What dress goes with these shoes? Ask a computer!

Cornell clothing combination framework

Today’s world of users active on social media produces millions of photos every day, and a subset of these includes a large number of clothing and accessories. Computer vision researchers decided to use machine learning algorithms to answer the old question: “What outfit goes well with this pair of shoes?”. The required concept is learning visual similarity and the notion of compatibility across categories. Cornell university researchers’ have devised a new framework to learn a feature transformation from images of items into a latent space that expresses compatibility. The compatibility was modeled on the co-occurrence in large-scale user behavior data, focused on co-purchased data from Amazon.com.

This novel learning framework allows learning a feature transformation from the images of the items to a latent space, called the style space. That way images of items from different categories, which are matched together, are close in the style space, and those that are not matched are far apart in it. The challenge in retrieving bundles of compatible objects lies in the fact that they come from visually distinct categories: for example, white shirt and black pants can be similar in the style space even though they come from visually distinct categories.

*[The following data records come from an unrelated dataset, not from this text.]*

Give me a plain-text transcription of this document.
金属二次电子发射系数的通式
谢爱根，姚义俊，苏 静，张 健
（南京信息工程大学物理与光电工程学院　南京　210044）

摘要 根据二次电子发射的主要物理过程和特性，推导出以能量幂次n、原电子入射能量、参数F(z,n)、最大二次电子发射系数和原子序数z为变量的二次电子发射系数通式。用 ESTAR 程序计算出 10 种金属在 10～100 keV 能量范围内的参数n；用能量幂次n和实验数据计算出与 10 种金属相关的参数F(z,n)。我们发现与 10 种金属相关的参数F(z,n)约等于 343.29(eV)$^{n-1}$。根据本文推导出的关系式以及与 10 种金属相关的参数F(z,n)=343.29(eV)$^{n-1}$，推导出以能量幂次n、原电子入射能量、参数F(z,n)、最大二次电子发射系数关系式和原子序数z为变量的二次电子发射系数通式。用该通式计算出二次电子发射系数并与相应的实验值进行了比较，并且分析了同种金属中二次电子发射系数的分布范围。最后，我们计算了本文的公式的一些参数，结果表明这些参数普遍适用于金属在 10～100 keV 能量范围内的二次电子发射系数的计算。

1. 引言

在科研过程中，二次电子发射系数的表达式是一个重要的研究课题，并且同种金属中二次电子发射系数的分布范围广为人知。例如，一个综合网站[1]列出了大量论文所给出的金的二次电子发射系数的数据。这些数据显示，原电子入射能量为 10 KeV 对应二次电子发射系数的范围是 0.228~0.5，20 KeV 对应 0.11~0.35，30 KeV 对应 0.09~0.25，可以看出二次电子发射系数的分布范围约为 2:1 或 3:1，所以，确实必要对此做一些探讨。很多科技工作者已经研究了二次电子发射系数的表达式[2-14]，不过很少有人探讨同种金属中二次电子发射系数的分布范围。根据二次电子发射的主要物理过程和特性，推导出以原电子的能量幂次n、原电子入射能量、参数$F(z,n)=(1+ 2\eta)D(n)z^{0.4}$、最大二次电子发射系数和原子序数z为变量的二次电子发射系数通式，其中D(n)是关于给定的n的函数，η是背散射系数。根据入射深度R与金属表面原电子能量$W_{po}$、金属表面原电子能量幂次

The illustration of the proposed style-categorization framework

The illustration of the proposed style-categorization framework


The proposed framework consists of four parts. The first one includes the input data: item images, category labels and links between categories that describe co-occurrences. Second, to learn the style across different categories (cross-category fit), training examples are sampled from the input data to chose co-occurring heterogeneous dyads, i.e. two elements of a pair belonging to different high-level categories that frequently co-occur. The third part includes the use of Siamese Convolutional Neural Network architecture, where training examples were pairs of items that are either compatible or incompatible. With Siamese CNNs feature transformations from the image space are learned for the latent style space. In the end, structured bundles of compatible items are created by querying the learned latent space and retrieving the nearest neighbors from each category to the query item.

The evaluation of the learning framework was made on a large-scale dataset from Amazon.com, collected by McAuley et al. Cornell researchers have observed in their experiments that the learned style space expresses extensive semantic information about visual clothing style, and that the proposed framework outperforms most of the modern approaches. Two key concepts of the proposed sampling approach are the mentioned heterogeneous dyads and co-occurrences. Heterogeneous dyads are pairs where the two elements come from different categories, and we’re trying to do a cross-category fit. On the other hand, co-occurrence refers to elements occurring together. Items from the same category are generally visually very similar to each other and items from different ones are not. Convolutional neural networks tend to map visually similar items close in the output feature space, but to discourage this and to learn about the cross-category fit, the researchers have enforced all close training pairs to be heterogeneous dyads, and this helped pulling together items from different categories that are visually dissimilar but match in style. On the other hand, negative or distant pairs can include both: two items within the same category or from two different categories, to help separate visually similar items from the same category, which have different style.

Outfit generation included sampling of meaningful elements, for example ‘dress’ and ‘shirt’ did not get joined together, since they both cover the upper-body parts. One challenge with large-scale datasets, like the Amazon dataset used, is label noise, for example, there are shirts that are falsely labeled as shoes. To address this challenge the researchers introduced a robust nearest neighbor lookup method which enabled them to robustly sample outfits and ignore images with false labels. To continue, the stylistic insights the network learned were visualized by clustering the space for each category, and then for each category pair, they retrieved the closest clusters in the style space (outfits that should be worn together), and the farthest ones (that should not be worn together).

To further improve the framework, an online user study was conducted to try to understand how users think about style and compatibility, and compare this proposed learning framework against baselines. The questions like Given this pair of shoes, which of the two presented shirts fits better helped with predictions, and the additional questions regarding the reasons why they chose the specific combination produced interesting results. For example, users tend to choose the option that is functional (like long socks for boots); users sometimes choose the stylistically similar item which isn’t stylistically compatible; and lastly, users sometimes pick the item they like more, even though it isn’t the best match. Therefore, even the most advanced computer vision techniques and machine learning algorithms can’t quite predict human taste and subjective reason, which are often either unconscious or motivated by prior experience.